When God is Near, You Respond to the World Differently

When God is near, he changes not only how we see the world but how we respond to it. Take note that Paul didn’t just feel something in response to the Athenian idolatry, he did something. He spoke.

And the words Paul spoke weren’t apathetic. They also weren’t condemning. They were intentional words in intentional places. Why the synagogue? It was where people should have already been eager to hear good news. Why the marketplace? It was where people gathered and talked. It all should have made for easy, socially-appropriate conversation.

Even though God may be changing how we see the world, we sometimes fail to respond like Paul because we don’t find the right places for conversation. For example, while working at a large insurance company downtown, I realized that the easiest place for conversation was outside during smoke breaks. However, that meant I not only had to traverse nine floors to the courtyard, I also had to endure second-hand smoke. Not my idea of a relaxing break! But if I wanted to speak intentional words of good news, I had to be willing to go to the appropriate place. I had to respond to my little part of the world differently.
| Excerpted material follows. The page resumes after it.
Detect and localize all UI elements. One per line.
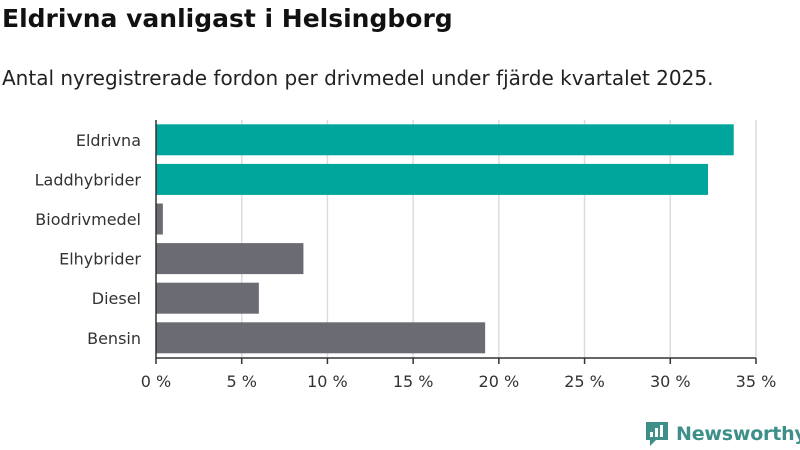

Paul didn’t hesitate to do this. And apparently enough buzz was produced to get the attention of Epicurean and Stoic philosophers. These were the religious and moral leaders of the day, the culture-makers. What was it that piqued their interest?

It certainly wasn’t Paul’s speaking ability. We know this because they called him a “babbler”. I’m no Greek historian, but that sounds less than endearing. A little research shows this description literally meant “a pecking chicken”. Think Heihei, the hilariously stupid rooster from the film Moana. No, the Athenian elite were not impressed by Paul’s pathos.

The appeal, it seems, was the content of Paul’s babbling. Verse 18 tells us “he was preaching Jesus and the resurrection.” Although Athens had seemingly enough room for every god known to man, there was no place for a resurrected deity. This was a foreign idea. And a foreign idea was welcome among philosopher’s temple of learning, even if its teacher appeared to be a pecking idiot.

Sometimes we don’t respond to the world like Paul because we’re afraid we might say the wrong thing, or that we won’t say the right thing well enough. Thus we embrace the Western proverb, “Better to remain silent and be thought a fool than to speak and remove all doubt.”

Yet the closer God comes, the less we find ourselves concerned with appearances. We are known as we are. We are free to be the fools who believe the “foolishness of God,” the babble of a resurrected deity (1 Corinthians 1:22-25). We are free, even, to be the fools who speak, knowing it may well be our looking like idiots that manifests the power and wisdom of God. It may be the tremor in our voice that God delights to use. It may be the awkward pauses of our perfectionism that drives deep the stake of his gospel.

If that’s true, then it has the power to change our response to the world. Babbling can be our boast rather than our shame. We can find ourselves saying with Paul, “For I am not ashamed of the gospel, because it is the power of God that brings salvation to everyone who believes: first to the Jew, then to the Gentile (Romans 1:16).